As an intern at Brooklyn’s Institute of Justice, Alsafi also shows this dedication to liberation by working to combat mass incarceration and the over-criminalization of people of color. He’s set to begin research on New York’s justice system, specializing in bill reform laws and altering inherent pre-trial weaknesses within state legislation. Alsafi’s experience observing court cases and researching the punitive operating styles of prisons has made him realize that, “for prison reform to occur, we need to dismantle the system itself.”

The nexus of Alsafi’s diverse array of interests is his desire to help others. Whether advocating for liberation on the runway, with Abolish, or through the criminal justice system, Alsafi’s passions are all bigger than himself.
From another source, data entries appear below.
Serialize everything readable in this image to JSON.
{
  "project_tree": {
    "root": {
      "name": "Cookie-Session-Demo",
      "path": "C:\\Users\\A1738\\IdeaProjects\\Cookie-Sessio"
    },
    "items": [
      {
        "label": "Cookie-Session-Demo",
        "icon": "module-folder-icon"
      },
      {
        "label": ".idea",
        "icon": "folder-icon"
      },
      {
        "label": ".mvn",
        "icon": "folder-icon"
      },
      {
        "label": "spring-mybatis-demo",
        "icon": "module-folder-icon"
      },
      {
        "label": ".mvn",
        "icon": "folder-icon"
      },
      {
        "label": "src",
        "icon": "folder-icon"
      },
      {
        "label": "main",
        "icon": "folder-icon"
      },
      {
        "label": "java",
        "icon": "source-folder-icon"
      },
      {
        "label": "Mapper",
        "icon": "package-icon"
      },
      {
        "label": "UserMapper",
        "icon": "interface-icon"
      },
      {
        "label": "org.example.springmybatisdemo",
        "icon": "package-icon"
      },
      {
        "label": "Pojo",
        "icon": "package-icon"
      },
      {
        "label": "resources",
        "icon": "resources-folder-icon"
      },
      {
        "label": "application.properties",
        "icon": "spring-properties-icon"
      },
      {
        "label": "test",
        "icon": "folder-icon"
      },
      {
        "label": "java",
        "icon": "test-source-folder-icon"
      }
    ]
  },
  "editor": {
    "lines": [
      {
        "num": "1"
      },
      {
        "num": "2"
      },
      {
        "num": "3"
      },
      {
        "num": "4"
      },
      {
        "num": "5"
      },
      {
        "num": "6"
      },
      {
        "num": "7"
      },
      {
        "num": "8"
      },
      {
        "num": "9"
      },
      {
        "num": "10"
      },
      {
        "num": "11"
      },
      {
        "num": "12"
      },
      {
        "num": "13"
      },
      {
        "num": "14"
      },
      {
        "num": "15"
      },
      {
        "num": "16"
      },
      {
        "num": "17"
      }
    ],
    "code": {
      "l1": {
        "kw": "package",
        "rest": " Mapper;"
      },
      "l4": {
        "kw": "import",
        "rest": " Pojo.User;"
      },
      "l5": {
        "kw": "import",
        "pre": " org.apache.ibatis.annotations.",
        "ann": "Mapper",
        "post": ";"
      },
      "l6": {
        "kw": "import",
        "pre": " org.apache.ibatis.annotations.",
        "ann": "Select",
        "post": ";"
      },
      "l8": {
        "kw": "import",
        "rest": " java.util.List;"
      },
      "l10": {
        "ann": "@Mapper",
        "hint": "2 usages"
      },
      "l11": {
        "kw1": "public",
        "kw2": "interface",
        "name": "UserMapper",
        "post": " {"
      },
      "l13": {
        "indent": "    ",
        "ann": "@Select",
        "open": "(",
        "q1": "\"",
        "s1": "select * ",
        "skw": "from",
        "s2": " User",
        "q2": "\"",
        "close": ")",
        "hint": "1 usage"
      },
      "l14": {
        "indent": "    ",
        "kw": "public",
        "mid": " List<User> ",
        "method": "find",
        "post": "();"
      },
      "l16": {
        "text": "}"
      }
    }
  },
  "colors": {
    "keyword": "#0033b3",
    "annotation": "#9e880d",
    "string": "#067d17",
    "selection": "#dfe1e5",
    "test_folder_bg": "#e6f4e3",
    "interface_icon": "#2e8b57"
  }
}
This is never more apparent than when he asks, amid our conversation, about me and my interests. It is actions like these that are at the core of who Alsafi is: an individual who is interested in other people.

In the future, Alsafi envisions himself living somewhere in Europe or staying in New York, a city he heralds as a mecca for creativity. Fueled by the balancing act of learning, modeling, and professional work he must maintain, Mazen Alsafi refuses to be confined by a single label or definition.